Elle se laissa faire et leurs mains glissèrent l'une dans l'autre. Le pouce de Jellal caressa les phalanges féminines et elle affermit sa prise sur sa paume, lui signifiant qu'elle appréciait. Il la mena vers une petite place et la fit asseoir sur un vieux banc en bois avant de sortir la petite boîte de sa veste.

« Tu avais l'intention de m'acheter ? », ironisa-t-elle en haussant un sourcil.

Il secoua la tête et ouvrit l'écrin de bois. Le regard d'Erza se fit curieux. Sa main hésita un moment au-dessus du bijou avant de le saisir délicatement entre deux doigts. Elle porta devant ses yeux, le tournant pour l'observer sous différents angles.

« C'est joli, souffla-t-elle. Mais qu'est-ce que c'est ?, demanda-t-elle en le regardant.
- Attends, je vais te montrer, dit-il en lui prenant gentiment la broche des mains. Ne bouge pas.
- Hé, qu'est-ce que tu fais ? », s'exclama-t-elle en le sentant lui brosser les cheveux en arrière avec ses doigts.

Il se contenta de lui saisir le menton entre le pouce et l'index pour lui remettre la tête droite et retourna s'occuper des mèches rousses.

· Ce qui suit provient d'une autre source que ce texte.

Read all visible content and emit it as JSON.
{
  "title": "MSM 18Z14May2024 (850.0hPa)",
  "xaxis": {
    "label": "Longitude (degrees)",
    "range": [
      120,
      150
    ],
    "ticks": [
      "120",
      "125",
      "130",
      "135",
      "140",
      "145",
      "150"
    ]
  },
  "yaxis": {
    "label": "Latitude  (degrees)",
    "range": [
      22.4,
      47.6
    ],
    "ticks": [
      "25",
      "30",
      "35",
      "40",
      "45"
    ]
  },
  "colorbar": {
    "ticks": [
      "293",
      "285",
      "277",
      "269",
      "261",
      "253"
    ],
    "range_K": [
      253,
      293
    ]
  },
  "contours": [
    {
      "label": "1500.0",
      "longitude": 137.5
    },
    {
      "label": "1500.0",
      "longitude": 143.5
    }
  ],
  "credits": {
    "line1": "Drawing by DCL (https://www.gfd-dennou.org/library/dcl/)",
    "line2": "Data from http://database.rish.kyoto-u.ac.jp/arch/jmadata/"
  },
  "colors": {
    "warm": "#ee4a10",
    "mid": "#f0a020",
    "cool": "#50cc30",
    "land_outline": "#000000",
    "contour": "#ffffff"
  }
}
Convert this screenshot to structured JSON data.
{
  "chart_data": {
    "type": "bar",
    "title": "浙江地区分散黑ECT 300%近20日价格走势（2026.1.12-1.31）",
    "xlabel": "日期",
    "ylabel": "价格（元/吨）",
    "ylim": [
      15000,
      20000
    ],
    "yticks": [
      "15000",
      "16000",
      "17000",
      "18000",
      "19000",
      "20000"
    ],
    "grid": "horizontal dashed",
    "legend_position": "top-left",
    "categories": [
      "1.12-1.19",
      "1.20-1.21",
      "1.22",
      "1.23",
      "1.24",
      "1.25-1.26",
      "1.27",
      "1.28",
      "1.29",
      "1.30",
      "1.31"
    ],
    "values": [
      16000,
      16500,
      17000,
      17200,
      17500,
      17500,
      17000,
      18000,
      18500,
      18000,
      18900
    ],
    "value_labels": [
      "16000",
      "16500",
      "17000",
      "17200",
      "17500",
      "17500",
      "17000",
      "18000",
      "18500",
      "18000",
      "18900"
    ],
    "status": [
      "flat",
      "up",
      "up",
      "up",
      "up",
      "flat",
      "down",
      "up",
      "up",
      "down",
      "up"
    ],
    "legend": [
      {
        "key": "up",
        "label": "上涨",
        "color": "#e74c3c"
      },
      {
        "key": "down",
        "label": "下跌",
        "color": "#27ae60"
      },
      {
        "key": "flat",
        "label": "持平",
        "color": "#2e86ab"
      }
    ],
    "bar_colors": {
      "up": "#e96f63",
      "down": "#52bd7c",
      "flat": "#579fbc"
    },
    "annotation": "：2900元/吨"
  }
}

Le roi parvint finalement à lui attacher les cheveux comme elle le faisait en général, la broche apportant une touche délicate à l'ensemble. Les petits fils décorés s'entremêlaient joliment dans les boucles rousses, dont la couleur faisait ressortir le petit oiseau doré.

« Je savais que ça t'irait bien. », déclara-t-il en observant son œuvre.

Intriguée, la jeune femme se leva et se posta devant une vitre proche, tournant la tête pour essayer d'apercevoir son profil. Jellal passa ses bras autour de sa taille et la serra à nouveau contre lui, prenant garde à ne pas déranger la coiffure.

« J'aime bien, déclara-t-elle après un moment. Merci, ajouta-t-elle plus bas, sans le regarder.
- De rien, ma belle. », répondit-il en se penchant pour la câliner encore un peu.

Lady Ultear allait hurler en voyant l'heure à laquelle il allait rentrer. Tant pis, pensa-t-il en passant son nez dans le cou d'Erza. Ces moments-là valaient bien un sermon.